I currently have a function, which yields results from an external source, which may arrive over a long time period.

async def run_command(data):
    async with httpx.AsyncClient() as client:
        url = f"http://hostname.com:8000/"
        async with client.stream("POST", url, json=data, timeout=None) as r:
            async for line in r.aiter_lines():
                yield (json.loads(line), 200)

This currently works fine for one data call, and I can process the result simply like so:

async for result in run_command(data):
    yield result

The result is passed back to the initial calling function which streams it to a GUI using Django channels.

async for result, status in self.call_command(dataSet):
    await self.channel_layer.group_send(
        self.group_name, {
            'type': "transmit",
            'message': result,
            'status': status,
        },
    )

However, I would now like to call the run_command function concurrently for multiple data sets. I'm trying to do it like so:

for future in asyncio.as_completed([run_command(data) for data in dataSet]):
    yield future

I get a TypeError: An asyncio.Future, a coroutine or an awaitable is required. Replacing the last line with the two below, still gives the same error.

    result = await future
    yield result

Changing the for loop into async for loop doesn't work either with the error: TypeError: 'async for' requires an object with __aiter__ method, got generator.

So is it possible to yield results as they arrive from multiple futures?


Solution

  • If I understand your requirements correctly, this sounds like a textbook case for a queue producer-consumer setup.

    Let me try and abstract this for you. You have some asynchronous generator that you create by supplying some input data. Once it's running, it yields results at irregular intervals.

    Now you have multiple sets of data. You want to have multiple generators concurrently crunching away at those and you want to be able to process a result as soon as one is yielded by any of the generators.

    The solution I propose is to write two coroutine functions - a queue_producer and a queue_consumer. Both receive the same asyncio.Queue instance as argument.
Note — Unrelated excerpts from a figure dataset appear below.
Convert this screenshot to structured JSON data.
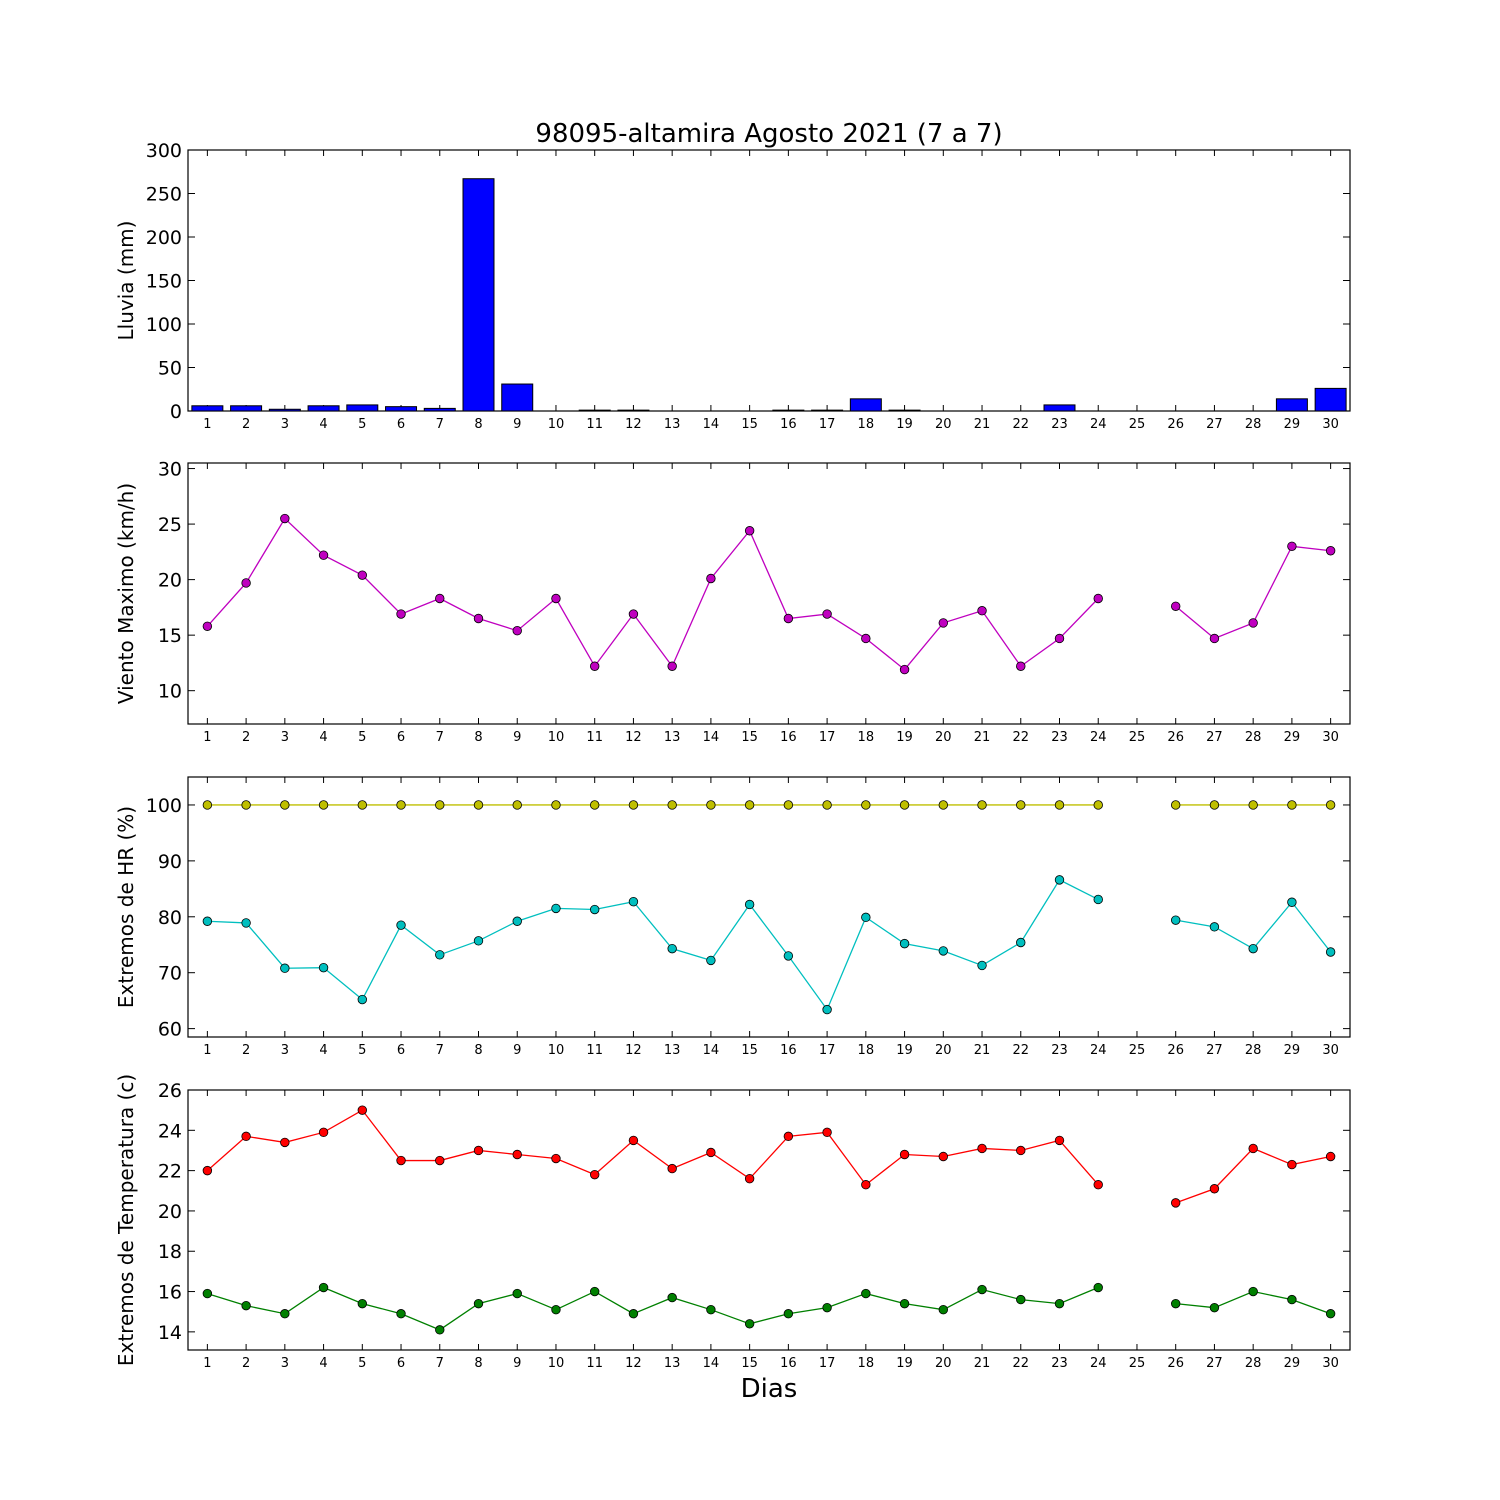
{
  "chart_data": {
    "title": "98095-altamira Agosto 2021  (7 a 7)",
    "xlabel": "Dias",
    "x": [
      1,
      2,
      3,
      4,
      5,
      6,
      7,
      8,
      9,
      10,
      11,
      12,
      13,
      14,
      15,
      16,
      17,
      18,
      19,
      20,
      21,
      22,
      23,
      24,
      25,
      26,
      27,
      28,
      29,
      30
    ],
    "x_tick_labels": [
      "1",
      "2",
      "3",
      "4",
      "5",
      "6",
      "7",
      "8",
      "9",
      "10",
      "11",
      "12",
      "13",
      "14",
      "15",
      "16",
      "17",
      "18",
      "19",
      "20",
      "21",
      "22",
      "23",
      "24",
      "25",
      "26",
      "27",
      "28",
      "29",
      "30"
    ],
    "panels": [
      {
        "type": "bar",
        "ylabel": "Lluvia (mm)",
        "ylim": [
          0,
          300
        ],
        "yticks": [
          0,
          50,
          100,
          150,
          200,
          250,
          300
        ],
        "series": [
          {
            "color": "#0000ff",
            "values": [
              6,
              6,
              2,
              6,
              7,
              5,
              3,
              267,
              31,
              0,
              1,
              1,
              0,
              0,
              0,
              1,
              1,
              14,
              1,
              0,
              0,
              0,
              7,
              0,
              0,
              0,
              0,
              0,
              14,
              26
            ]
          }
        ]
      },
      {
        "type": "line",
        "ylabel": "Viento Maximo (km/h)",
        "ylim": [
          7,
          30.5
        ],
        "yticks": [
          10,
          15,
          20,
          25,
          30
        ],
        "series": [
          {
            "color": "#bf00bf",
            "values": [
              15.8,
              19.7,
              25.5,
              22.2,
              20.4,
              16.9,
              18.3,
              16.5,
              15.4,
              18.3,
              12.2,
              16.9,
              12.2,
              20.1,
              24.4,
              16.5,
              16.9,
              14.7,
              11.9,
              16.1,
              17.2,
              12.2,
              14.7,
              18.3,
              null,
              17.6,
              14.7,
              16.1,
              23.0,
              22.6
            ]
          }
        ]
      },
      {
        "type": "line",
        "ylabel": "Extremos de HR (%)",
        "ylim": [
          58.5,
          105
        ],
        "yticks": [
          60,
          70,
          80,
          90,
          100
        ],
        "series": [
          {
            "color": "#bfbf00",
            "values": [
              100,
              100,
              100,
              100,
              100,
              100,
              100,
              100,
              100,
              100,
              100,
              100,
              100,
              100,
              100,
              100,
              100,
              100,
              100,
              100,
              100,
              100,
              100,
              100,
              null,
              100,
              100,
              100,
              100,
              100
            ]
          },
          {
            "color": "#00bfbf",
            "values": [
              79.2,
              78.9,
              70.8,
              70.9,
              65.2,
              78.5,
              73.2,
              75.7,
              79.2,
              81.5,
              81.3,
              82.7,
              74.3,
              72.2,
              82.2,
              73.0,
              63.4,
              79.9,
              75.2,
              73.9,
              71.3,
              75.4,
              86.6,
              83.1,
              null,
              79.4,
              78.2,
              74.3,
              82.6,
              73.7
            ]
          }
        ]
      },
      {
        "type": "line",
        "ylabel": "Extremos de Temperatura (c)",
        "ylim": [
          13.1,
          26
        ],
        "yticks": [
          14,
          16,
          18,
          20,
          22,
          24,
          26
        ],
        "series": [
          {
            "color": "#ff0000",
            "values": [
              22.0,
              23.7,
              23.4,
              23.9,
              25.0,
              22.5,
              22.5,
              23.0,
              22.8,
              22.6,
              21.8,
              23.5,
              22.1,
              22.9,
              21.6,
              23.7,
              23.9,
              21.3,
              22.8,
              22.7,
              23.1,
              23.0,
              23.5,
              21.3,
              null,
              20.4,
              21.1,
              23.1,
              22.3,
              22.7
            ]
          },
          {
            "color": "#008000",
            "values": [
              15.9,
              15.3,
              14.9,
              16.2,
              15.4,
              14.9,
              14.1,
              15.4,
              15.9,
              15.1,
              16.0,
              14.9,
              15.7,
              15.1,
              14.4,
              14.9,
              15.2,
              15.9,
              15.4,
              15.1,
              16.1,
              15.6,
              15.4,
              16.2,
              null,
              15.4,
              15.2,
              16.0,
              15.6,
              14.9
            ]
          }
        ]
      }
    ]
  }
}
    The producer also receives one single piece of input data. It sets up the aforementioned asynchronous generator and begins iterating through it. As soon as a new item is yielded to it, it puts it into the queue.
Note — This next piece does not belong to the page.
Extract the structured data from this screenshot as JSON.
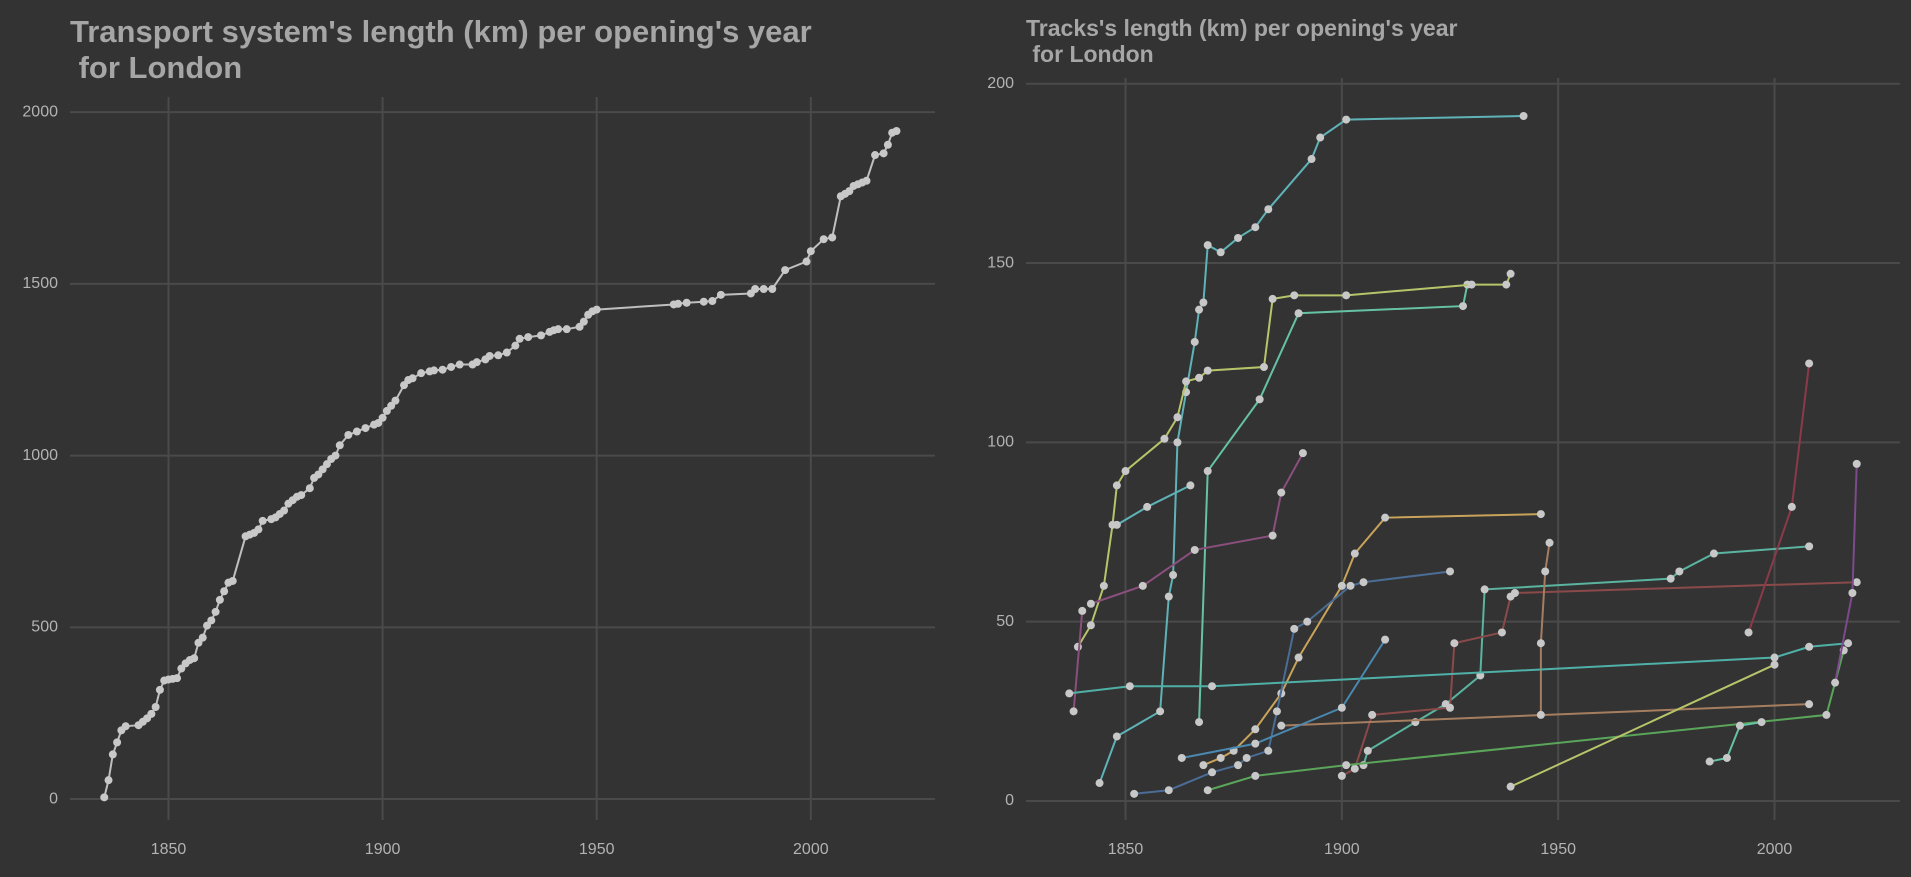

    The consumer is actually itself an asynchronous generator. It receives a timeout argument in addition to the queue. It starts an infinite loop of awaiting the next item it can get from the queue. Once it gets an item, it yields that item. If the waiting takes longer than the specified timeout, it breaks out of the loop and ends.

    To demonstrate this, I will use this very silly and simple asynchronous iterator implementation that simply iterates over characters in a string with random sleep times in between each letter. I'll call it funky_string_iter.

    Here is a full working example:

    from asyncio import TimeoutError, run
    from asyncio.tasks import create_task, gather, sleep, wait_for
    from asyncio.queues import Queue
    from collections.abc import AsyncIterator
    from random import random
    
    async def funky_string_iter(data: str) -> AsyncIterator[str]:
        for char in data:
            await sleep(random())
            yield char
    
    async def queue_producer(queue: Queue[str], data: str) -> None:
        async for result in funky_string_iter(data):
            await queue.put(result)
    
    async def queue_consumer(queue: Queue[str], timeout: float) -> AsyncIterator[str]:
        while True:
            try:
                yield await wait_for(queue.get(), timeout)
            except TimeoutError:
                break
    
    async def main() -> None:
        data_sets = ["abc", "xyz", "foo"]
        q: Queue[str] = Queue()
        # Launch the producer tasks:
        producers = [
            create_task(queue_producer(q, data))
            for data in data_sets
        ]
        # Iterate through the consumer until it times out:
        async for result in queue_consumer(q, timeout=3):
            print(result)
        await gather(*producers)  # Clean up the producer tasks
    
    if __name__ == '__main__':
        run(main())
    

    The output will obviously be more or less randomly ordered, but here is one example output I got:

    a
    f
    o
    b
    x
    y
    z
    o
    c
    

    This demonstrates how the characters are yielded by the queue_consumer as soon as they are available (in the queue), which in turn depends on which queue_producer task yields the next character from its string.


    You can transfer this to your specific case by substituting that funky string iterator for your run_command. Naturally, adjust the rest as needed.

    As for that error you got from the asyncio.as_completed iteration, it is not entirely clear. But that function does not seem to be the right fit as it is not intended for asynchronous iterators.